Я жила то с одной, то с другой, помогая им прясть и нянчить детей. И тут сын написал мне, чтобы я приехала к нему в Вену и пожила с ним на старости лет. Какая же мать не обрадуется, услыхав это? Дочери меня не хотели отпускать, но я настояла на своем. Не могла дождаться той минуты, когда я увижу свое дитя, которого не видела с шести лет. Приезжаю я в Вену, выхожу из кареты около красивого дома, тут сбегает вниз слуга и берет у меня из рук узелок, а на лестнице меня встречает богато одетый господин, обнимает, целует и говорит мне что-то; это был мой сын, но я его не узнала и не могла понять.

Бедная мать не могла продолжать из-за слез. И лишь спустя некоторое время она снова начала:

— Не могу, касатка, без слез вспоминать об этом. Сын мой тоже плакал, затем он повел меня в комнаты к своей жене и детям. Они выбежали мне навстречу, стали целовать меня, но говорить со мной не могли. «Сынок, неужели ты не можешь даже слова мне сказать, неужели ты совсем забыл свой родной язык?» — спросила я его, заливаясь слезами. А он позвал слугу, который умел немного говорить по-чешски, и велел узнать, чего я хочу и понимаю ли я по-немецки хоть немного. Когда слуга мне это перевел, я ответила: «Зачем мне было учиться немецкому языку? Мне он не был нужен, я никогда не думала, что мой сын настолько забудет свой родной язык, что не сможет даже поздороваться со своей матерью по-моравски». Слуга ему это передал, но что он на это ответил, я так и не узнала. Однако я заметила, что сын нахмурился. Через слугу же он передал мне, чтобы я успокоилась, уверяя, что со временем все уладится и мне не будет скучно.

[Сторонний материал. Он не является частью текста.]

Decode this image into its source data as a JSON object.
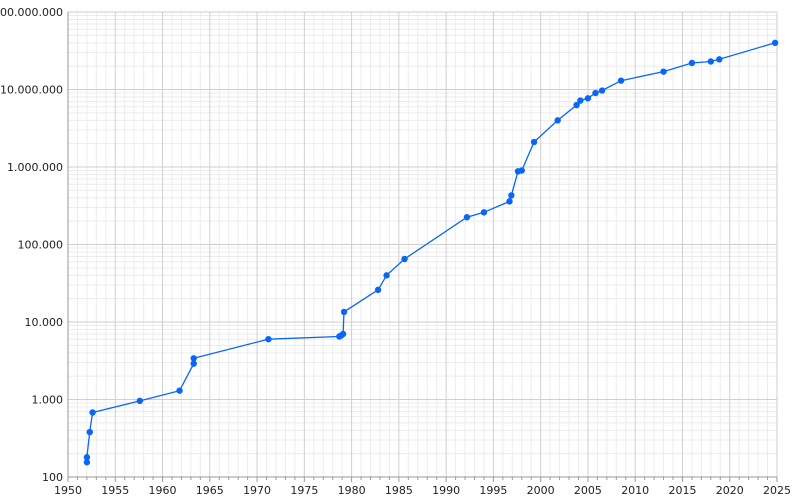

Мне отвели отдельную комнатку, но меня ничто не радовало, сердце мое неустанно болело. С каким нетерпением я ждала встречи с сыном. Теперь он со мной, а я не могу с ним даже поговорить. Вот уже несколько недель, как я живу здесь, порой и пойму какое-нибудь словечко, но если бы даже господь бог отпустил мне все мои грехи, я и тогда не могла бы научиться этому языку. И зачем он мне нужен? Видите, родная, я бы могла хорошо здесь жить: они меня любят, я вместе с ними сижу за столом, езжу с ними в одной карете, но мне все это не мило. Отраднее бы мне было видеть сына простым крестьянином, я по крайней мере радовалась бы, глядя на него. Нет, я уеду отсюда обратно к своим дочерям и лучше буду там глодать сухую корку, чем здесь есть пирожное. Как будто это и не мое дитя! Но я заговорилась и засиделась, и вы, верно, тоже спешите. Утешили вы меня, милая, и награди вас за это господь. Желаю вам счастья!

— Прощайте, матушка! Счастливого пути! Желаю вам в полном здравии вернуться на родину.

Подали мы друг другу руки и со слезами простились, как будто мы были самыми близкими людьми.